The permissible CO limit is 30 micrograms per cubic meter, with high levels from 55 micrograms able to cause nausea, heart failure, unconsciousness and even death.
Vietnam sets the dust safety limit at 300 micrograms per cubic meter and the noise limit is 70 decibels.
Hang Xanh Intersection also saw drops in dust and noise, but saw a slight increase of CO concentration from 5.6 to 6.0 milligrams per cubic meter.

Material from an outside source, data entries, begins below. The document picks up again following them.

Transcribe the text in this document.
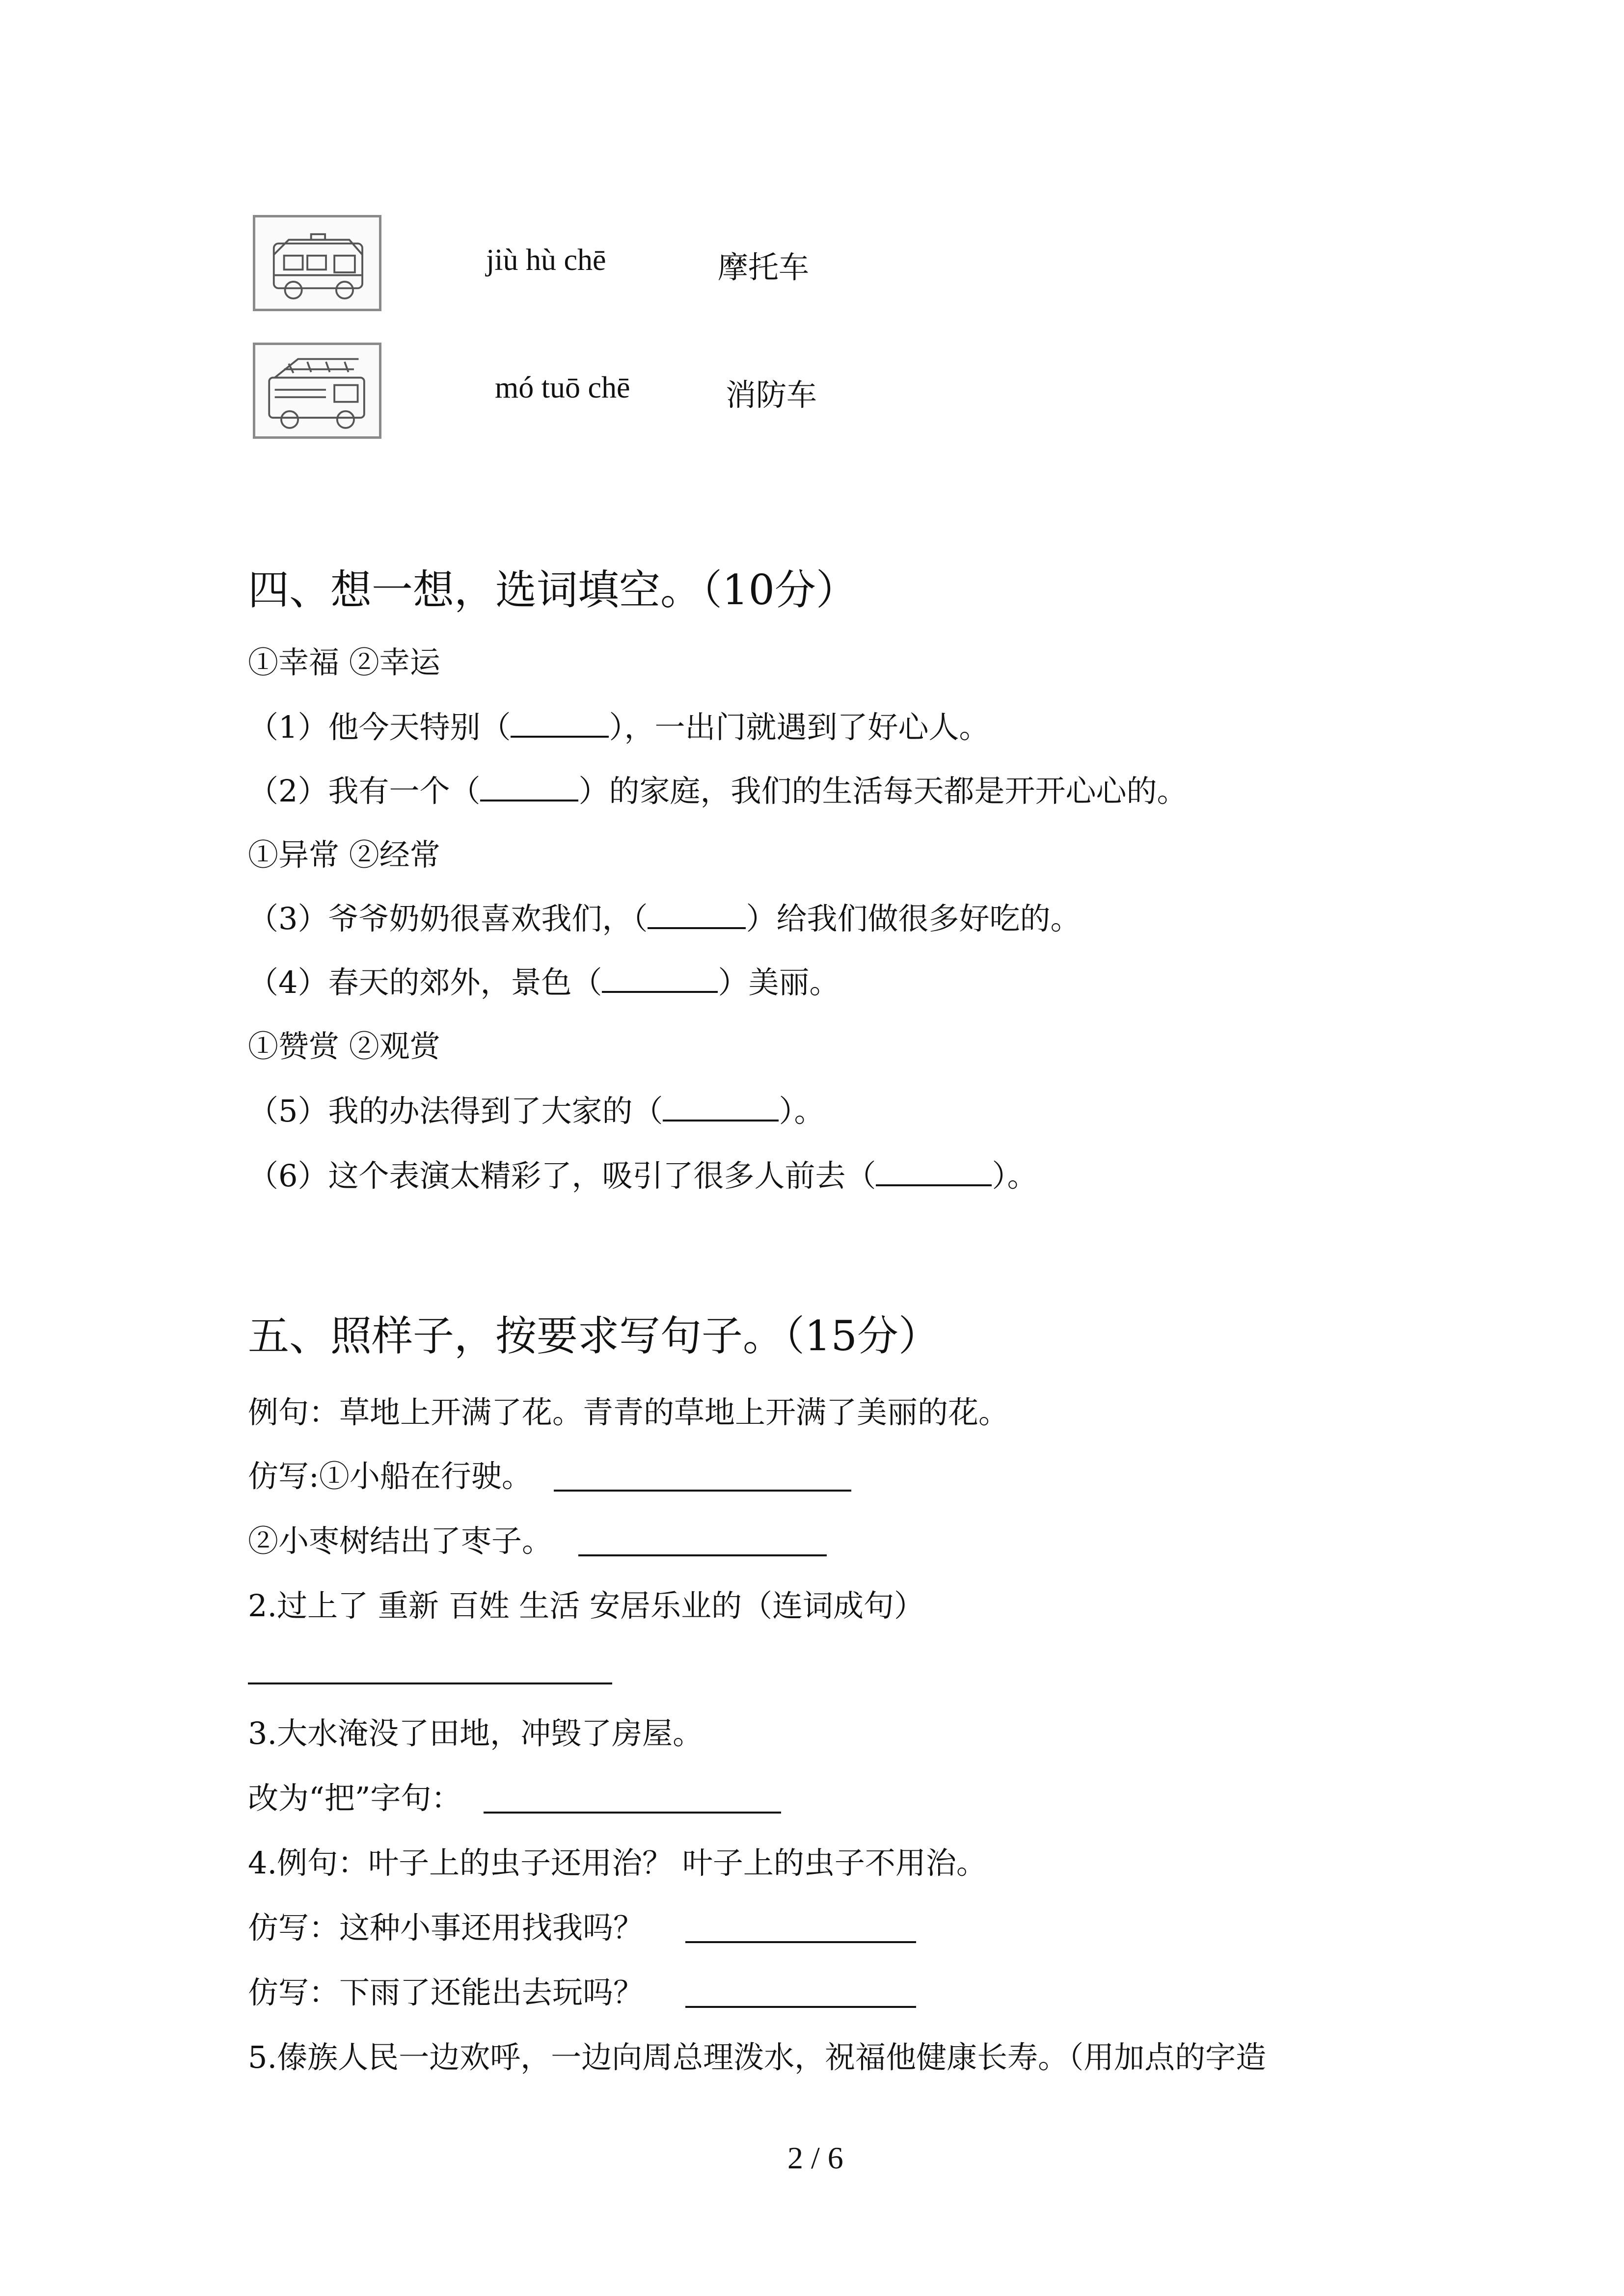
jiù hù chē	摩托车
mó tuō chē	消防车
四、想一想，选词填空。（10分）
①幸福 ②幸运
（1）他今天特别（	），一出门就遇到了好心人。
（2）我有一个（	）的家庭，我们的生活每天都是开开心心的。
①异常 ②经常
（3）爷爷奶奶很喜欢我们，（	）给我们做很多好吃的。
（4）春天的郊外，景色（	）美丽。
①赞赏 ②观赏
（5）我的办法得到了大家的（	）。
（6）这个表演太精彩了，吸引了很多人前去（	）。
五、照样子，按要求写句子。（15分）
例句：草地上开满了花。青青的草地上开满了美丽的花。
仿写:①小船在行驶。
②小枣树结出了枣子。
2.过上了 重新 百姓 生活 安居乐业的（连词成句）
3.大水淹没了田地，冲毁了房屋。
改为“把”字句：
4.例句：叶子上的虫子还用治？ 叶子上的虫子不用治。
仿写：这种小事还用找我吗？
仿写：下雨了还能出去玩吗？
5.傣族人民一边欢呼，一边向周总理泼水，祝福他健康长寿。（用加点的字造
2 / 6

Go Vap, the city’s northwestern district which has seen a very fast rate of urbanization, recorded the highest CO concentration of almost 16 milligrams per cubic meter, a 44 percent increase from last year's average.
The district saw significant increases of dust concentration from 446.75 to 496 micrograms per cubic meter, and noise from 71 to 78 decibels.
In District 7, measurements at Huynh Tan Phat and Nguyen Van Linh Intersection showed a 26 percent jump in dust concentration to 614 micrograms per cubic meter, CO from 5.88 to 6.13 milligrams per cubic meter, and noise from 71 to 76.4 decibels.
Dr. Le Van Khoa, an environment lecturer at the Vietnam National University, said that the figures should be an alarm.
He said air pollution is particularly problematic for Vietnam because most people ride motorbikes and are thus directly exposed to the dust and toxic gas every day.
“Constant exposure to such dusty air will surely affect one’s health, especially with skin and respiratory conditions,” Khoa said, as cited by Tuoi Tre.
Most bike riders in the city now wear face masks.
Khoa said the city should limit individual vehicles, encourage public transport and switch to cleaner energy such as natural gas and solar power for industrial activities.